Nous ne sommes plus qu'à quelques mètres. Je couvre ma bouche et mon nez pour ne pas sentir davantage l'odeur putride qui émane des corps. Une bataille a pris fin il y a seulement quelques jours, d'après grande sœur. Nous restons tout de même sur nos gardes, à l'affût du moindre mouvement. Accroupies, nous nous faufilons entre les cadavres ensanglantés. Mes tremblements trahissent les hurlements que je m'efforce d'étouffer. Chaque fois que nous traversons ces champs de morts, je ne peux m'empêcher de me demander : pourquoi ?
La neige commence à tomber. Seules les fleurs pourpres, qui poussent encore sur les sentiers sinistres, ont conservé leur éclat durant cet affrontement meurtrier. Leur fragrance divine se mélange au parfum macabre du carnage passé.
Soudain, elle se tourne vers moi, l'air inquiet. Je comprends sans peine son intention et me contente de hocher la tête. Son sourire apaise quelque peu mon désarroi.
« Ynes, observe les alentours, et restes toujours derrière moi, c'est bien compris ? », me dit-elle, tout bas.
D'un œil alerte, je n'épargne aucun arbre, aucun buisson, aucune brindille. Grande sœur récupère les dagues, tissus ainsi que les gourdes encore remplies, les engouffrant dans un sac fabriqué à l'aide d'une bannière bleue trouvée là. Le blason qui la décore ressemble à un griffon au cœur d'un flocon. Le royaume de Navall, je crois.
« Ynes, ne bouge pas et ne prononce pas un mot ».

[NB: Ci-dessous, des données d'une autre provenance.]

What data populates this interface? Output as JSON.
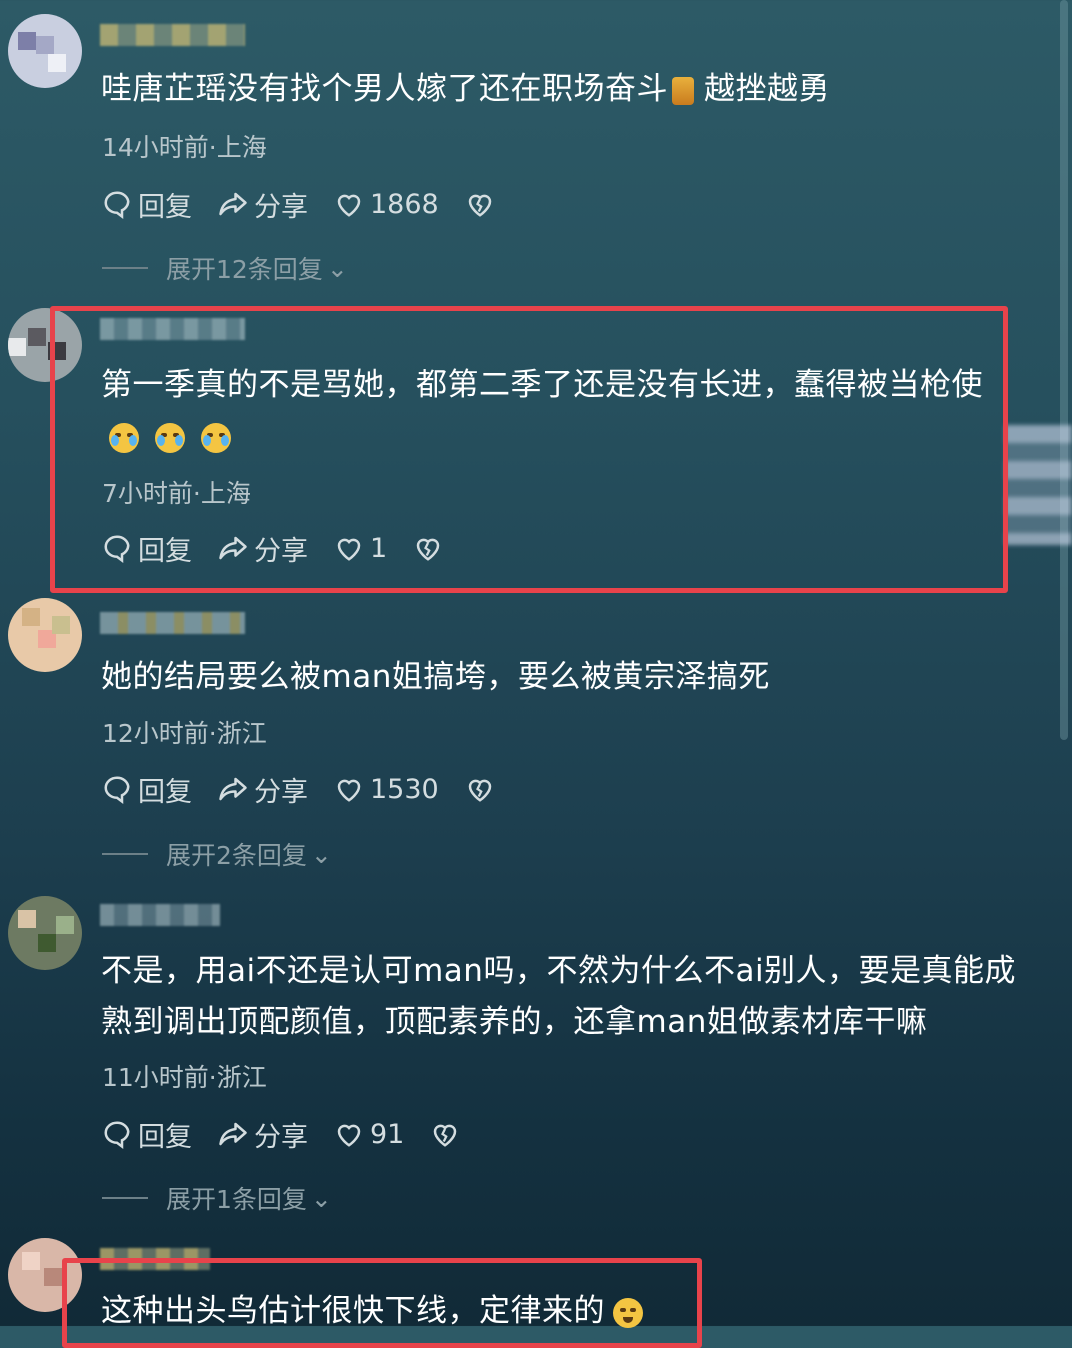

Brutalement tirée de mes pensées, mon sang se glace.
« Baisse-toi ».
Nous nous mêlons aux dépouilles, face contre terre. Ma main collée contre mon torse, je n'ose plus lever les yeux. Elle caresse délicatement ma chevelure pour me rassurer, ne quittant pas du regard ce qu'elle a aperçu. Ses pupilles se dilatent comme celles des fauves, prête à bondir sur sa proie. Après des années à errer ensemble, sans jamais se quitter, sans jamais renoncer, je n'avais pas vu grandir en elle une telle férocité. Mon souffle s'éteint quand elle saisit un poignard dérobé. Va-t-elle attaquer ?

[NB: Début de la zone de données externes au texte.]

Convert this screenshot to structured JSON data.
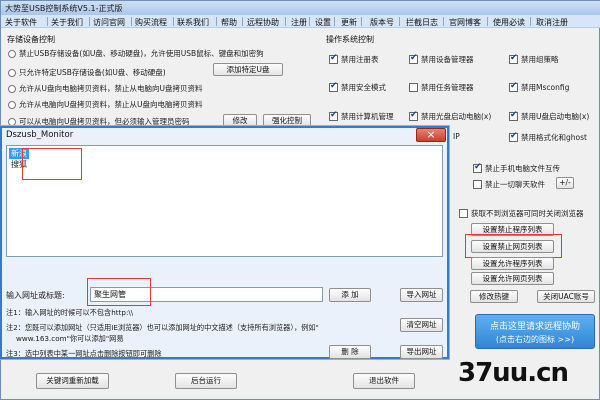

J'ai si peur. Mes paupières se ferment sans que je puisse les contrôler. Mes oreilles perçoivent des bruits. Des voix. Puis, le calme funèbre.
D'éternelles minutes s'écoulent avant un long soupir de soulagement. Elle se redresse, méfiante.
« Nous devons partir. Prenons des bottes et allons-nous en ».
Sans tarder, j'obéis. Une fois chaussée, je la suis d'un pas pressé. La voir si préoccupée me terrifie, et son silence n'annonce rien de bon. Néanmoins, nous avons pu récupérer un bon petit butin.
J'ignore pour quelle raison, instinctivement, mon visage se tourne vers la colline derrière nous. Les bois nébuleux attirent mon attention. Un brouillard ?
« Ce sont sûrement des soldats, il ne faut pas rester ici plus longtemps ».
Je la suis d'un pas troublé, tout en absorbant son mensonge. Car je vois au loin la brume s'épaissir. Rien ne peut produire une telle obscurité.
Une dernière brise emporte quelques pétales vers cette forêt qui sombre peu à peu dans les ténèbres.